Intra-VTA scopolamine effects on the FST immobility time and total locomotor activity. A. Scopolamine infusion into the VTA led to decreased immobility in the FST (p < 0.001, main effect of drug; p < 0.05, Tukey post-hoc for 2.4 μg/side scopolamine versus saline; p < 0.05, Tukey post-hoc for 24 μg/side scopolamine versus saline). B. Intra-VTA infusion of 24 μg/side scopolamine did not alter locomotor activity, as measured by photobeam breaks (p > 0.05, two-way repeated measures ANOVA). C. Representative cannula placements for intra-VTA infusions in the scopolamine experiment.

Fig. 4

Intra-VTA mecamylamine effects on the FST immobility time and total locomotor activity. A. Mecamylamine infusion into the VTA leads to decreased immobility time in the FST (p < 0.05, main effect of drug; p < 0.05, Tukey post-hoc for 30 μg/side mecamylamine versus saline). B. Intra-VTA infusion of 30 μg/side mecamylamine did not alter locomotor activity as measured by locomotor beam breaks (p > 0.05, two-way repeated measures ANOVA). C. Representative VTA cannula placements for the mecamylamine infusion experiment.

Fig. 5

Effect of scopolamine plus physostigmine co-administration or mecamylamine plus physostigmine co-administration on immobility time in the FST. A. VTA scopolamine plus physostigmine experiment. Intra-VTA physostigmine administration increased immobility time in the FST (p < 0.05, Tukey post-hoc of 2 μg/side physostigmine versus saline), but co-administration with scopolamine blocked the physostigmine-induced increase in immobility (p < 0.05, Tukey post-hoc of 2 μg/side physostigmine plus 24 μg/side scopolamine versus scopolamine alone; p > 0.05, Tukey post-hoc of 2 μg/side physostigmine plus 24 μg/side scopolamine versus saline). B. VTA mecamylamine plus physostigmine experiment. Intra-VTA 2 μg/side physostigmine (in a separate cohort from that in panel A) increased immobility time in the FST (p < 0.05, Tukey post-hoc of 2 μg/side physostigmine versus saline). Intra-VTA 30 μg/side mecamylamine co-administration with 2 μg/side physostigmine did not alter the physostigmine-induced increase in immobility time (p > 0.05, Tukey post-hoc of 2 μg/side physostigmine plus 30 μg/side mecamylamine versus to 2 μg/side alone; p < 0.05, Tukey post-hoc of 2 μg/side physostigmine plus 30 μg/side mecamylamine versus saline). C. Systemic 0.125 mg/kg physostigmine plus intra-VTA mecamylamine or scopolamine experiment. Systemic administration of physostigmine led increased immobility time (p < 0.001, Tukey post-hoc of 2 μg/side physostigmine versus saline).
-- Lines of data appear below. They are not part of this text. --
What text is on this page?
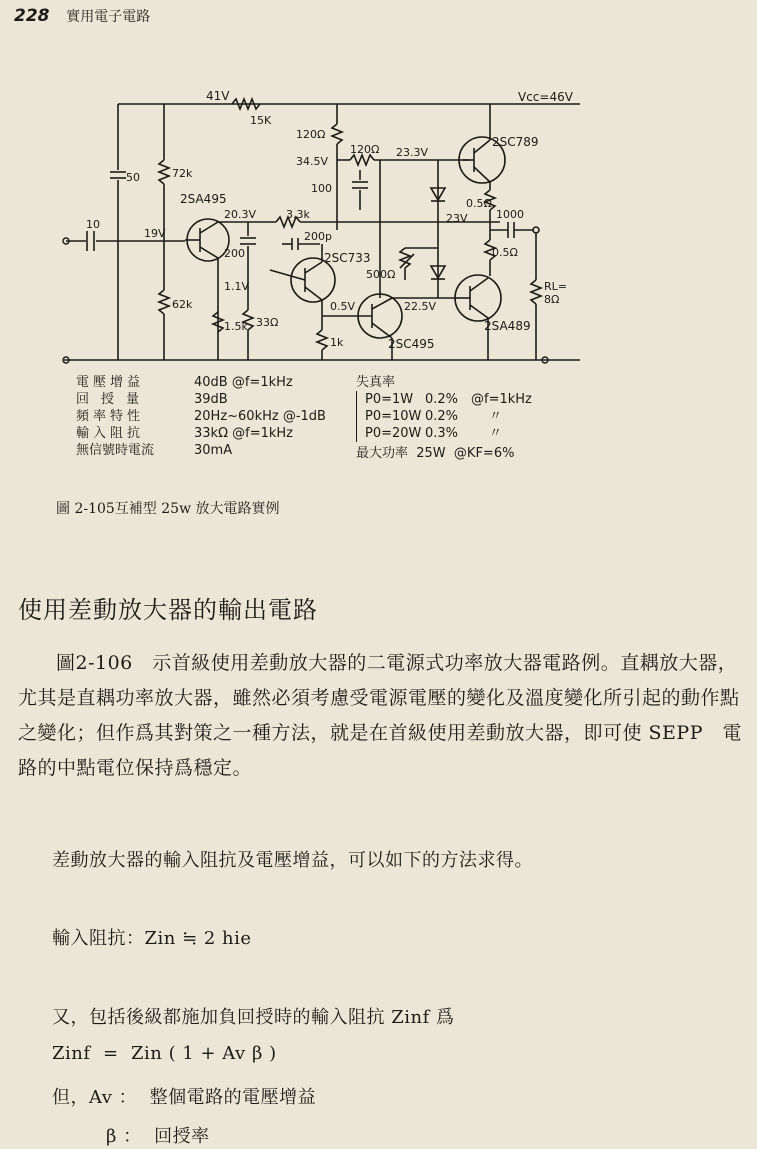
228 實用電子電路
Vcc=46V
41V
15K
120Ω
120Ω
34.5V
23.3V
100
2SC789
50	72k
2SA495
20.3V	3.3k
0.5Ω
1000
23V
10
19V	200p
200	2SC733	0.5Ω
500Ω
RL=
8Ω
1.1V
22.5V
62k	0.5V
2SA489
1.5k 33Ω
1k	2SC495
電壓增益	40dB @f=1kHz
回授量	39dB
頻率特性	20Hz~60kHz @-1dB
輸入阻抗	33kΩ @f=1kHz
無信號時電流	30mA
失真率
P0=1W 0.2% @f=1kHz
P0=10W 0.2% 〃
P0=20W 0.3% 〃
最大功率  25W  @KF=6%
圖 2-105互補型 25w 放大電路實例
使用差動放大器的輸出電路
圖2-106　示首級使用差動放大器的二電源式功率放大器電路例。直耦放大器，尤其是直耦功率放大器，雖然必須考慮受電源電壓的變化及溫度變化所引起的動作點之變化；但作爲其對策之一種方法，就是在首級使用差動放大器，即可使 SEPP　電路的中點電位保持爲穩定。
差動放大器的輸入阻抗及電壓增益，可以如下的方法求得。
輸入阻抗：Zin ≒ 2 hie
又，包括後級都施加負回授時的輸入阻抗 Zinf 爲
Zinf  =  Zin ( 1 + Av β )
但，Av ：  整個電路的電壓增益
β ：  回授率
Intra-VTA infusion of 30 μg/side mecamylamine co-administered with systemic 0.125 mg/kg physostigmine also increased immobility time compared to saline administered rats (p < 0.05, Tukey post-hoc), with no difference between physostigmine alone versus physostigmine plus mecamylamine (p > 0.05, Tukey post-hoc). Intra-VTA infusion of 24 μg/side scopolamine co-administered with systemic 0.125 mg/kg physostigmine increased immobility time compared to control rats (p < 0.05, Tukey post-hoc), with no difference between physostigmine alone versus physostigmine plus scopolamine (p > 0.05, Tukey post-hoc). D. Histological verification of cannula placements. Dark filled circles indicate representative placements for the scopolamine plus physostigmine experiments. Light filled circles indicate representative placements for the mecamylamine plus physostigmine experiments.